In general, if there are surviving relatives in the first category, the share of the surviving spouse will increase by 1/4, if there are surviving families in the second category or the grandparents of the deceived. The spouse is 100% inherited without any surviving relatives in the first or second category or grandparents. The spouse's heritage is also influenced by the marital system (e.g. community of accrued gain, or division of goods).

Estonians are taxed on their global income

One becomes an Estonian resident if (1) one has a place of residence; or (2) one has 183 days or more in Estonia for a period of 12 months.

Married couples are taxed separately, but residents are allowed to file joint tax returns. Children are taxed individually.

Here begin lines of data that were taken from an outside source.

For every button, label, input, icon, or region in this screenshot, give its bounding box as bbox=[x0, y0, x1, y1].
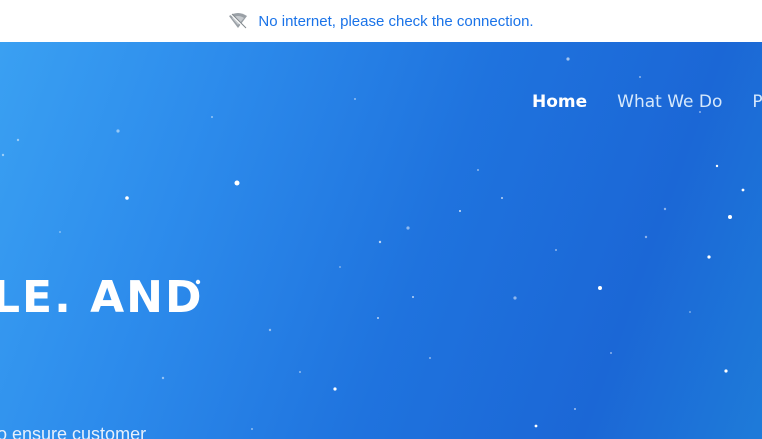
nav-item-what-we-do[interactable]: What We Do bbox=[617, 92, 722, 112]
hero-headline: LE. AND bbox=[0, 272, 204, 323]
wifi-off-icon bbox=[228, 13, 248, 29]
page: No internet, please check the connection… bbox=[0, 0, 762, 439]
main-nav: Home What We Do Pro bbox=[532, 92, 762, 112]
offline-banner: No internet, please check the connection… bbox=[0, 0, 762, 42]
nav-item-home[interactable]: Home bbox=[532, 92, 587, 112]
offline-message: No internet, please check the connection… bbox=[258, 12, 534, 30]
hero-section: Home What We Do Pro LE. AND o ensure cus… bbox=[0, 42, 762, 439]
hero-subtext: o ensure customer bbox=[0, 424, 147, 439]
nav-item-products[interactable]: Pro bbox=[752, 92, 762, 112]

In Estonia, residents of other EU members who received from Estonian sources at least 75% of their taxable income for the year must file an income tax return.

TAX INCOME

The following income taxes are collected: (1) employment income, (2) business income, (3) property disposal income, and (4) other sources of income. Taxable income is calculated separately and then aggregated for each category.
Revenues are taxed at a flat rate of 21%. In some cases, income tax is levied at a flat rate of 10%.
In 2015, the income tax rate will be reduced to 20%.
The basic annual personal benefit is €6,000.

INCOME RENTAL

Lease income is generally declared as corporate income. Taxable rental income is calculated simply as rental income and less related costs. This is then subject to a flat rate of 21% withholding tax. The rejected amount is credited with income tax due.

CAPITAL Winning

Capital gains are aggregated with other revenues and taxed at a standard 21 percent income tax rate. Capital gains are usually calculated by deducting selling price acquisition costs and transaction costs.

Some gains are tax-free, such as:

Gains from the sale of the primary residence of a taxpayer;

Profits derived from a transfer of a summer cottage or garden house owned by the taxpayer over two years.

TAX PROPERTY

Land is subject to annual land tax in Estonia and is levied on the market value of the land. The rate is set by the Municipal Council and ranges from 0.1% to 2.5%.

Land tax is usually paid by landowners, but in some cases users may be liable for the tax. Land tax is generally payable every 31 March and 01 October in two installments.

TAX INCOME

Corporate income tax is levied at 20% of the gross amount on the income and capital gains earned by companies. It is calculated generally as 20/80 of the net amount.